Six months after hurricane Katrina flooded 80 percent of the city and displaced at least half a million people, some residents of New Orleans have made a brief return home for Mardi Gras.

Every year, residents and tourists celebrate Mardi Gras, celebrations similar to Carnival in the Caribbean, all over New Orleans; but this year, to no one’s surprise, Mardi Gras is not the same.

In past years, Orpheus and Emdymion were the names of parades that took place up until Mardi Gras’ climax-Fat Tuesday. On this day, parade processionals such as Zulu and Rex could be seen as far as the eye could see with more than 100 colorful floats.

One parade goer noticed that there have been significant changes to the city’s biggest tourism attraction and cultural celebration.

"Zulu used to be one of the longest, 112 [floats], easy. I knew someone who was on float 112 a few years ago," said Traci-Amanada Washington, who traveled from school in Washington, D.C. to attend Mardi Gras. Washington, like many residents, was confused after missing the parade due to its abbreviated routes and reduced number of floats.

Some, like New Orleans resident, Jackie Jenkins, Jr. who did get to watch Zulu, said the parade was down to about 18 floats. "We thought maybe it had stopped and was going to come back around but come to find out, that was it," he said.

Indeed, other parades that run during Mardi Gras have also been abbreviated for the same reasons Zulu was; residents who are usually in the parade have not returned and some streets were too damaged for the floats to run safely. In other cases, the parades had to be shortened to cut down on police overtime, which the city could barely afford. Still Zulu and Rex ran through areas like the 7th Ward past a few residents who had returned to minimal damage because their homes were raised and recently gutted out.

In a city where most of its residents had to travel from their new homes in neighboring states such as Texas and Georgia, the Mardi Gras spirit carried on in smaller numbers.

Washington, a life-long New Orleans resident, says the overall mood of Mardi Gras has changed with police forces not as tolerant with the crowds as they had been in the past, “usually the police don’t come and try to move the crowds until after midnight when it is time to clean up the streets but, this year they got on the loudspeakers and told everyone to go home at three in the afternoon because the parades had already passed.”
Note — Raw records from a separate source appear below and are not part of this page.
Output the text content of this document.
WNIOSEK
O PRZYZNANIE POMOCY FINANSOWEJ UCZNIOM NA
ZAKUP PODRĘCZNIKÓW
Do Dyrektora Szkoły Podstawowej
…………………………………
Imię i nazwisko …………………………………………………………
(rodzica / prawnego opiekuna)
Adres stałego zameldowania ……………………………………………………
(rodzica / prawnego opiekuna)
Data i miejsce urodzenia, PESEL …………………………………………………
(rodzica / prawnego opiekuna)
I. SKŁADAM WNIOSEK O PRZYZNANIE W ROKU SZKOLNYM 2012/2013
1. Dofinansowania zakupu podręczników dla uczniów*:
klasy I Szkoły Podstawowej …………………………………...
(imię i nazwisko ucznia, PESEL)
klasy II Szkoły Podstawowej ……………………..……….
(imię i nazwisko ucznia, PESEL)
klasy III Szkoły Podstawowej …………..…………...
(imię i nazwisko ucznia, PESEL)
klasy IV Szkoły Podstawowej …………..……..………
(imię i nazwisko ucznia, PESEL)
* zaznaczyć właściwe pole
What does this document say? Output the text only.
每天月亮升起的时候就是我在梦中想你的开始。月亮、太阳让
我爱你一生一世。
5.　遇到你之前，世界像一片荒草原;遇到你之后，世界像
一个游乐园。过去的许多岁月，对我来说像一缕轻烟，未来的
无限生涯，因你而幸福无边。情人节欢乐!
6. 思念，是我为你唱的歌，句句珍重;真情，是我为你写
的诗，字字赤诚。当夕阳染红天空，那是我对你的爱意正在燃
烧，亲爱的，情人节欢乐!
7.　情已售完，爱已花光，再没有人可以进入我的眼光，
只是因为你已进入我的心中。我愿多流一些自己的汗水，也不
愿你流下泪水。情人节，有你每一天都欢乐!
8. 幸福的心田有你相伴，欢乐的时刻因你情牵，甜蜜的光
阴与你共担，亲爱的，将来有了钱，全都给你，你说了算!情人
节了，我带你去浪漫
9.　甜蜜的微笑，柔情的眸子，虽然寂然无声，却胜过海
Just months ago the fate of Mardi Gras was hanging in the balance, after Hurricane Katrina police forces had been exhausted and city finances were too tight to handle the overtime it would have to pay its officers. Furthermore, Mardi Gras is a celebration and some residents felt the city had gone through too much to celebrate. "I was against it, they were still finding dead bodies all over the city and I thought how can you celebrate when so many people died" said Ninth Ward resident, Linda Phoenix.

However, in November, Mayor Ray Nagin’s administration approved a shorter eight-day season instead of the normal 11 days, with full processions given to the more popular parades such as Zulu and Rex. In a city which once boasted 81,000 service jobs and tourism revenues exceeding billions of dollars each year, Mardi Gras is very important for bringing residents and money back into the city.

"When my spirit of rebuild, renew and rejuvenate came to me, I thought New Orleans is Mardi Gras and our industry is tourism and in order to rejuvenate the city and the economy Mardi Gras has to happen so I finally got in the spirit," Phoenix said.